Luego inventaron esa cosa tan buena: la margarina, que era mucho mejor que la melaza de antes o que la jalea de ciruelas. Sí, el mundo avanzaba, a los pobres no les iba peor, de alguna forma lograban sobrevivir, Dios sabe cómo.

A los ricos –y la riqueza comenzaba para ella muy abajo– nunca les envidió nada. Las vidrieras, los vestidos, las pieles, aquellas mujeres tan blancas, felices y ágiles, con manos de un blanco purísimo, con manos delicadas y tersas, todo eso era otro mundo, uno lejano, inalcanzable, no le interesaba.


Sus dedos son amarillo marrón y duros como las garras de un pájaro, están torcidos, ya no puede estirarlos. Siempre llevaron un instrumento de trabajo, el mango de alguna herramienta, la empuñadura de un pelapapas. ¿Cuántos miles de quintales peló en su vida? Imposible saberlo.

Hoy sigue pelando, todos los días, todos los meses. A las ocho de la mañana deja su altillo, camina diez calles, y llega a la fonda de su hijo. Allí permanece hasta la tarde, pela, lava, y por su trabajo recibe comida. Por cierto, a la nuera no le hace ninguna gracia, la vieja no trabaja lo suficiente. Pero como es sorda, no la escucha quejarse.

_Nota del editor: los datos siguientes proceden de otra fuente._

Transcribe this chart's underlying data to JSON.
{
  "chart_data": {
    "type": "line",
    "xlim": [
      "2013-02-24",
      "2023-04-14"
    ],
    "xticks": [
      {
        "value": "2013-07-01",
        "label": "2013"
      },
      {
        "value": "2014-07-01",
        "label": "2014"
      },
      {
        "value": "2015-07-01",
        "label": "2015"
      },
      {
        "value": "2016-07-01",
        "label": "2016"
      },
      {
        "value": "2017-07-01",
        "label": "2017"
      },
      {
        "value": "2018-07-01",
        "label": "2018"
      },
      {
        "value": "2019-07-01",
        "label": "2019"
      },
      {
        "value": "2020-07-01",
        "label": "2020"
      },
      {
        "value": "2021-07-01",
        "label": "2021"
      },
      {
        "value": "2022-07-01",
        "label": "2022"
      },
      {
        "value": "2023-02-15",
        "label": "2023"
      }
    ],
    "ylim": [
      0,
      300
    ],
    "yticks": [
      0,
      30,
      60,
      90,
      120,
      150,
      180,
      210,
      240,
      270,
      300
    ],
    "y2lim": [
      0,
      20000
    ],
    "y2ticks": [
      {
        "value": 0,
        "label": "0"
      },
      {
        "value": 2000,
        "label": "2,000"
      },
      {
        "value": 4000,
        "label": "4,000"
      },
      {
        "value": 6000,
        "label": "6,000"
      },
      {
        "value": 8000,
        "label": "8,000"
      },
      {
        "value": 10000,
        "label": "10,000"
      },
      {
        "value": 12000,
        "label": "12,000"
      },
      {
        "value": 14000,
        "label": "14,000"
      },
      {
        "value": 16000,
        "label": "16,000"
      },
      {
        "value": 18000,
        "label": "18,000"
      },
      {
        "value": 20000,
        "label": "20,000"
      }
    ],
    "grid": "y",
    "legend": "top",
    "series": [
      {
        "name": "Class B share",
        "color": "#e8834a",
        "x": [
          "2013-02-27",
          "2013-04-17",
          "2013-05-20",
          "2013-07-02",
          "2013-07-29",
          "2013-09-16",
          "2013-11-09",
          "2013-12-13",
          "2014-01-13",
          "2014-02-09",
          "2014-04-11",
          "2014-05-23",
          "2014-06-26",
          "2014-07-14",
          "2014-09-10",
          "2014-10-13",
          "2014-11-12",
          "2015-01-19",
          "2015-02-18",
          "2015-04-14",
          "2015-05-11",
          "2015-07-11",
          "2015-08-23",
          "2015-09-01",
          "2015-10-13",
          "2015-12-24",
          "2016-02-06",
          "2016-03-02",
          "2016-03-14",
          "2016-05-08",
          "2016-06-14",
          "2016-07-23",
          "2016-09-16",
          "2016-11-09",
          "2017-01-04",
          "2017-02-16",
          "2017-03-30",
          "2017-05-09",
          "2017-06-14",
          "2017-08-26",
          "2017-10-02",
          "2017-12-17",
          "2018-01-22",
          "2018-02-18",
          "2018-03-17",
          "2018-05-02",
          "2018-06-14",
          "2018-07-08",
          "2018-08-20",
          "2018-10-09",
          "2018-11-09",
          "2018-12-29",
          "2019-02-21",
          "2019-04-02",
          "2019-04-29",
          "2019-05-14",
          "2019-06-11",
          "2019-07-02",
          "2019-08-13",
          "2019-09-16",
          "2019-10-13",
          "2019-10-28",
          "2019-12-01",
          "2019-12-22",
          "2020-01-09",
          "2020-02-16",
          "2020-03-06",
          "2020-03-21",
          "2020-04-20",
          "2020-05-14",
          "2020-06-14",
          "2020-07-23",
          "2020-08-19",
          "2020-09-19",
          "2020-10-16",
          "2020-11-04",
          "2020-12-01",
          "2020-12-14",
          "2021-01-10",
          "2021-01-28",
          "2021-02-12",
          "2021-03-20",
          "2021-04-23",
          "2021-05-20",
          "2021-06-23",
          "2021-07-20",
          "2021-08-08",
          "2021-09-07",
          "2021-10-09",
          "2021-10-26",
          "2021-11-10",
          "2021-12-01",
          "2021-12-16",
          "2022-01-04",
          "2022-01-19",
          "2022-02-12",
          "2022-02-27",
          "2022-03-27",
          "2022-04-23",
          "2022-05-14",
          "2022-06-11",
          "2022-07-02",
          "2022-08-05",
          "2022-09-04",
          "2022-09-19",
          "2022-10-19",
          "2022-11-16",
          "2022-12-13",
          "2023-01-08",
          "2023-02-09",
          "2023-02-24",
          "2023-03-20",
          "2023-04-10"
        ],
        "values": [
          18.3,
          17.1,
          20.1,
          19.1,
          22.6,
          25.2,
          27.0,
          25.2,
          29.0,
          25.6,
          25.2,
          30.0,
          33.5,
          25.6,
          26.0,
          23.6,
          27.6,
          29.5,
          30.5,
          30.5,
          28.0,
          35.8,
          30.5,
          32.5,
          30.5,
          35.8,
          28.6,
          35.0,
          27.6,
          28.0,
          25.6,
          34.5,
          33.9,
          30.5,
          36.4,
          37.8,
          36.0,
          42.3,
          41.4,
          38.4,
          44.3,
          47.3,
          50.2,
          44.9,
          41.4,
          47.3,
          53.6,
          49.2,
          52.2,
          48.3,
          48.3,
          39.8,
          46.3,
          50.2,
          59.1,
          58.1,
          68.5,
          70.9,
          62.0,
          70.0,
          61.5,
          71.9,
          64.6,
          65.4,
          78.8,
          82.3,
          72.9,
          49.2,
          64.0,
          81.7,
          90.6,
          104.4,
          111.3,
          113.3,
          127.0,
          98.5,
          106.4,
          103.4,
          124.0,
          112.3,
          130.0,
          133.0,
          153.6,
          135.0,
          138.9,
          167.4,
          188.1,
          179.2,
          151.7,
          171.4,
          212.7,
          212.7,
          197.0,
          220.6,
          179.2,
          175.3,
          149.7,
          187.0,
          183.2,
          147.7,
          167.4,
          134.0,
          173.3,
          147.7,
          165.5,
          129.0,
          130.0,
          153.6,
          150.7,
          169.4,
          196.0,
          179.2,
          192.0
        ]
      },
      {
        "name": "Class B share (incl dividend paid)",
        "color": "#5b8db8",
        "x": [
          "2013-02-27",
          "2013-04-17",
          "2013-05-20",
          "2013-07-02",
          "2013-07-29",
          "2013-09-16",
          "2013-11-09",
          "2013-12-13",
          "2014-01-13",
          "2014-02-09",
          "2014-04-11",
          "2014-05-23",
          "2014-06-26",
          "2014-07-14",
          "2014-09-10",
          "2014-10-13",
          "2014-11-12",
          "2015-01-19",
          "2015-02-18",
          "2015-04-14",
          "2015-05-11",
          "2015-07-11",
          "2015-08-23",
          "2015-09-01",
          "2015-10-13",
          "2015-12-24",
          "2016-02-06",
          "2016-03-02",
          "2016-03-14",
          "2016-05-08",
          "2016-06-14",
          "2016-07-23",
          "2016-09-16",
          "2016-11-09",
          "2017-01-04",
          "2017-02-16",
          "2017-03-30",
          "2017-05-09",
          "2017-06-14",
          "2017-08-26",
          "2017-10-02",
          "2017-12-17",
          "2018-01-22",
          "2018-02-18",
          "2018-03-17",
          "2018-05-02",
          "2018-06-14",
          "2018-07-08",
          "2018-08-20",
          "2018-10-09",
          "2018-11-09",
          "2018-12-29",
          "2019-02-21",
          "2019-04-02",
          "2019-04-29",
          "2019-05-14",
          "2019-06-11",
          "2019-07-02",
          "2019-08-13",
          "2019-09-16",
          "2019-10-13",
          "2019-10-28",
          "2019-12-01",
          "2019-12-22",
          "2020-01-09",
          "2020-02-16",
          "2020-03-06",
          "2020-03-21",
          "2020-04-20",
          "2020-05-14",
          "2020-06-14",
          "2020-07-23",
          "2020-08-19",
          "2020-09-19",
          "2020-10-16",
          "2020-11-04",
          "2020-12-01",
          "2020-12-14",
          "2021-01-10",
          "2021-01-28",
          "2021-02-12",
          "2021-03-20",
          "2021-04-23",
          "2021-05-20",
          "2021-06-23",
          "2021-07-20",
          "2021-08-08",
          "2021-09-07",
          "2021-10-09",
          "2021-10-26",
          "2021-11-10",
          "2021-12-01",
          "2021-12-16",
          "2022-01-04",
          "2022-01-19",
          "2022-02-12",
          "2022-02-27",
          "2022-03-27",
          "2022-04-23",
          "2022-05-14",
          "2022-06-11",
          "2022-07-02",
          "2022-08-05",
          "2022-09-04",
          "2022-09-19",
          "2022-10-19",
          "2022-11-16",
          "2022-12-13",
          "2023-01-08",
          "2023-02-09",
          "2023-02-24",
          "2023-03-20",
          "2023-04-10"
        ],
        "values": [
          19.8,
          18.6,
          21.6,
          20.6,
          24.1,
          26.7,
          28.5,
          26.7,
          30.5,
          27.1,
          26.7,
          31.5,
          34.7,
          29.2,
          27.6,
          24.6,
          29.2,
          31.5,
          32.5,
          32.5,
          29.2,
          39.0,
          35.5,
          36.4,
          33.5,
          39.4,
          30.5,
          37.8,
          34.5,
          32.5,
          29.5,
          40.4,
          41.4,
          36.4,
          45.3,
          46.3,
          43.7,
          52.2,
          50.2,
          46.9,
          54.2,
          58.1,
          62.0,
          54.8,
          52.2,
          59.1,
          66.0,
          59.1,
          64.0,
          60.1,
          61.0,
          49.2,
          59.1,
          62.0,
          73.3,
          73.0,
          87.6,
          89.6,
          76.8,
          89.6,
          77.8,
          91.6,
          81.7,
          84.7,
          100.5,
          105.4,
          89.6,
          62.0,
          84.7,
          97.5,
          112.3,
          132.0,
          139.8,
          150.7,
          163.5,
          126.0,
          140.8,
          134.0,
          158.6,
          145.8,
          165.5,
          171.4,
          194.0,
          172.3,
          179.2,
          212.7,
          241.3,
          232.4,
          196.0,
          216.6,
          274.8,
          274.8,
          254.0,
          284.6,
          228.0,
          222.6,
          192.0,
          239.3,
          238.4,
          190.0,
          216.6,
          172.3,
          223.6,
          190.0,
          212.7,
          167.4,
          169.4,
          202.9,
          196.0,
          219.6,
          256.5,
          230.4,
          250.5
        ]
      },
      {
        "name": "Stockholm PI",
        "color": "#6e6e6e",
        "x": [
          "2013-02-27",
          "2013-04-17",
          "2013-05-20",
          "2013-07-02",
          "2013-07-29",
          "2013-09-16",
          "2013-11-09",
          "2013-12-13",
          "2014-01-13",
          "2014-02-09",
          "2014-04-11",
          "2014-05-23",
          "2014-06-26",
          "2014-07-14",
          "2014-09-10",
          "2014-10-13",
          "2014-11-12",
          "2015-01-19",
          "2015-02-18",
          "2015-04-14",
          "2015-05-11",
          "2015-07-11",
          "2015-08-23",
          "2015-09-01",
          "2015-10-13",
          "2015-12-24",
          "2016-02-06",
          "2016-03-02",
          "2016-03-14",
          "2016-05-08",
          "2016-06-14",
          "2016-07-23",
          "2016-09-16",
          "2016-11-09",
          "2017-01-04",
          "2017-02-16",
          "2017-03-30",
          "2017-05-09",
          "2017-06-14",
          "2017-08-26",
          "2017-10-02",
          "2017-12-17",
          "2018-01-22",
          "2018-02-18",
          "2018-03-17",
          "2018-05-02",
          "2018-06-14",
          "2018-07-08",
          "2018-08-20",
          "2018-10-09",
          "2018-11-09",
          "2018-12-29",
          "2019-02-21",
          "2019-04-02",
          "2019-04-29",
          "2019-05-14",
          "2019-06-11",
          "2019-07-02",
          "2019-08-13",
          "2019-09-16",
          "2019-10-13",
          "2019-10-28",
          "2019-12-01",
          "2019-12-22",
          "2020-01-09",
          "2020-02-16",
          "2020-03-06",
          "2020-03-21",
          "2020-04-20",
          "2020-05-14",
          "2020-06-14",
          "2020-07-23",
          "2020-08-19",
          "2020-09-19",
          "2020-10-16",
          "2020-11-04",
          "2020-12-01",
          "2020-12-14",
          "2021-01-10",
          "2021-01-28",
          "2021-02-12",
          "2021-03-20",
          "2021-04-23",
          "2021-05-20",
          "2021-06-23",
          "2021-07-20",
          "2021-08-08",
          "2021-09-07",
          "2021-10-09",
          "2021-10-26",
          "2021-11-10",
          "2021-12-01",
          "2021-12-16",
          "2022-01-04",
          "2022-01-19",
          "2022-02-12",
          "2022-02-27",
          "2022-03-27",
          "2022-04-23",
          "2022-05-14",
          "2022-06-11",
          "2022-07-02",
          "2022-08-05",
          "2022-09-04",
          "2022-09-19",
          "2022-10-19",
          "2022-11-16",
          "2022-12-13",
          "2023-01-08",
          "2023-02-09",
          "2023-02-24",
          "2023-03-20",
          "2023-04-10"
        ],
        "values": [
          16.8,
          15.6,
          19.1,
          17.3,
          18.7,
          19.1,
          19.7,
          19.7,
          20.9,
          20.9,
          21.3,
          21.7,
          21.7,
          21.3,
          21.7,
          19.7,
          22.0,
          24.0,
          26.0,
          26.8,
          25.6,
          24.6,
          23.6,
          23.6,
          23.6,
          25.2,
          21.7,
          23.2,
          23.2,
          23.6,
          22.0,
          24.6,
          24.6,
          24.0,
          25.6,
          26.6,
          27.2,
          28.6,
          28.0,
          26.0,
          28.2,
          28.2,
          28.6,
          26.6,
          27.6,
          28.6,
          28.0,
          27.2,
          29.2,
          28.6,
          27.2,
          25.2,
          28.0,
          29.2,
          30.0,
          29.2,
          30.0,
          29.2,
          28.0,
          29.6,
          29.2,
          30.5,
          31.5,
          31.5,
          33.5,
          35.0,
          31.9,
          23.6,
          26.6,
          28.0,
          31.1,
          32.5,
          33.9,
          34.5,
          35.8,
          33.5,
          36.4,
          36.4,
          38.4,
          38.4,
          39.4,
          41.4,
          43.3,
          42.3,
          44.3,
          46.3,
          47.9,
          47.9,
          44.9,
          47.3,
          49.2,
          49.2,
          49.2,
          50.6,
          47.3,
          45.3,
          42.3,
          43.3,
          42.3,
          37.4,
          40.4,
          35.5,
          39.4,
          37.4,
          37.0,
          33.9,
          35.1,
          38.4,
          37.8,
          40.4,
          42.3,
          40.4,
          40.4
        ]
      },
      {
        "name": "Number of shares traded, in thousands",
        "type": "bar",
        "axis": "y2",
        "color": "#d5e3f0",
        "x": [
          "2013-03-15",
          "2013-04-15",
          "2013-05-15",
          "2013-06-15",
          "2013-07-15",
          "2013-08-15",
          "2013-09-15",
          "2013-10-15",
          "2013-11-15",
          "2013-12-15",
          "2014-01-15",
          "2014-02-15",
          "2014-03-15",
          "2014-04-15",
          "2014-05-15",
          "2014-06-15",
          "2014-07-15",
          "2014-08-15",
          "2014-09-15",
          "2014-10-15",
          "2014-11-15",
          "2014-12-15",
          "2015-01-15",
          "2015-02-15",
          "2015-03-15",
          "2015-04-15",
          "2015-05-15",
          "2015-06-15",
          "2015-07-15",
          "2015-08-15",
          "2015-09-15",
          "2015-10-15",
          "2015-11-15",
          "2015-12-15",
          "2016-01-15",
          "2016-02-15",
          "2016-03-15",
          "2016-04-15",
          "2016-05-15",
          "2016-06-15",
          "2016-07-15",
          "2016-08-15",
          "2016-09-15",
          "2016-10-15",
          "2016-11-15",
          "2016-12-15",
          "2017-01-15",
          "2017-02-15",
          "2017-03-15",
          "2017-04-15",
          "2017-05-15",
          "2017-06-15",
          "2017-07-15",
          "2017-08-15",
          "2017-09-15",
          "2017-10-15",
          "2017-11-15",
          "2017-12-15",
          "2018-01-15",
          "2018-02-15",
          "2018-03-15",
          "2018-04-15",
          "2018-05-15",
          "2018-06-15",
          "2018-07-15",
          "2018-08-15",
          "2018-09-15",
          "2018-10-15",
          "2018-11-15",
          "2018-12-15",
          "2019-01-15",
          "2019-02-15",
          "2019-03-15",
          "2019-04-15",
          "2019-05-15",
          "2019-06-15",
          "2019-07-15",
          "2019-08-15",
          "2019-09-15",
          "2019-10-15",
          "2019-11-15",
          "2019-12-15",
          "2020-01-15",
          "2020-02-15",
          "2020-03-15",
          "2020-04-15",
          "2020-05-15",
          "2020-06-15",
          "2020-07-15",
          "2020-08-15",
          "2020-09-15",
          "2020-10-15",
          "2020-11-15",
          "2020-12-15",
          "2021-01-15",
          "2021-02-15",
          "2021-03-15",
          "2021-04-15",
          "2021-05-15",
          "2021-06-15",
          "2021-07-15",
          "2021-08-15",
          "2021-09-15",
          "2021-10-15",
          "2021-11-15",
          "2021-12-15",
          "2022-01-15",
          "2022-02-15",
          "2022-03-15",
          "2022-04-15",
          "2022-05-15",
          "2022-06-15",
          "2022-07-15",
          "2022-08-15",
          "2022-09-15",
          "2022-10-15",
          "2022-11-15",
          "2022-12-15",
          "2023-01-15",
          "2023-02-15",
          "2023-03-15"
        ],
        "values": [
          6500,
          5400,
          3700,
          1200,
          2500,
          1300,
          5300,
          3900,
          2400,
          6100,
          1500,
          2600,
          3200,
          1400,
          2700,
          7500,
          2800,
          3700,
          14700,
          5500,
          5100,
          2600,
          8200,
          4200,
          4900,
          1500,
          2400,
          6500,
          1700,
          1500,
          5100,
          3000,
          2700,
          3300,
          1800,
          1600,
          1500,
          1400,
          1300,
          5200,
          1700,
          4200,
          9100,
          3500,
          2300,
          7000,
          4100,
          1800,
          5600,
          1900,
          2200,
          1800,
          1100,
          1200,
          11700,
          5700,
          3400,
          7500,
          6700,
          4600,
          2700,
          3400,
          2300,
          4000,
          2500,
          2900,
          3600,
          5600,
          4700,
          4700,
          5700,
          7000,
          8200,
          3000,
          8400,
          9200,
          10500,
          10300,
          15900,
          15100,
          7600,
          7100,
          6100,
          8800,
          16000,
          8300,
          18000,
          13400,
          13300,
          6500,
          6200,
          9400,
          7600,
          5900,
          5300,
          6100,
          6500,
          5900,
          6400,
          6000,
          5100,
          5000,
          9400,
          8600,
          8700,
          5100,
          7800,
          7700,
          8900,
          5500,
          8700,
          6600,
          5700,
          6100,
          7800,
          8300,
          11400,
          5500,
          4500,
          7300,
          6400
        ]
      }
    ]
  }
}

El hijo tiene un local que funciona, un Opel, se lo ve satisfecho y contento, por lo general algo borracho. “Dejá a mi vieja en paz, si es como un pajarito”. Ella le está agradecida, no conoce el dicho:

Wer seinen Kindern gibt das Brot,

und leidet nachher selber Not,

den schlag man mit der Keule tot"


[Quien con el sudor de su frente alimenta a sus hijos,

y luego pasa necesidad,

a ese con la maza hay que eliminar].


Ella está contenta de que sus hijos sean gente de bien.


Ningún otro hijo quiere tener contacto con ella. Cuando va la dejan en una esquina o la marginan. “Si madre vive de su pensión”. Pero el séptimo, del que nunca esperó nada bueno –porque tiene sus favoritos, claro–, el séptimo es el mejor. No se vieron en veinte años –¿o fueron treinta?– pero siempre le envió algo de dinero. Cinco, diez marcos: ella lo ahorra. Con ese dinero va a pagarse un buen entierro. Es un buen muchacho, y ella nunca lo quiso de verdad.


Por lo menos una vez al mes hace todo un viaje para llegar al cementerio. Visita a su marido. Lleva once años de fallecido, pero ella todavía le cuenta todo, vive prácticamente con él. El día que lo visita, les pide flores a las vecinas. Ellas se burlan: que lo salude de parte de la señora Rohwedder, de parte de Toni Menzel. Ella no le dice que el ramo de flores es regalado, ella misma lo compró. Los hombres no necesitan saberlo todo. No está triste, no llora; con su chillona voz infantil le cuenta cualquier cosa. ¿Por qué estaría triste? Sus hijos son gente de bien, tiene un techo sobre su cabeza y pan. ¿Qué más se le puede pedir a esta vida?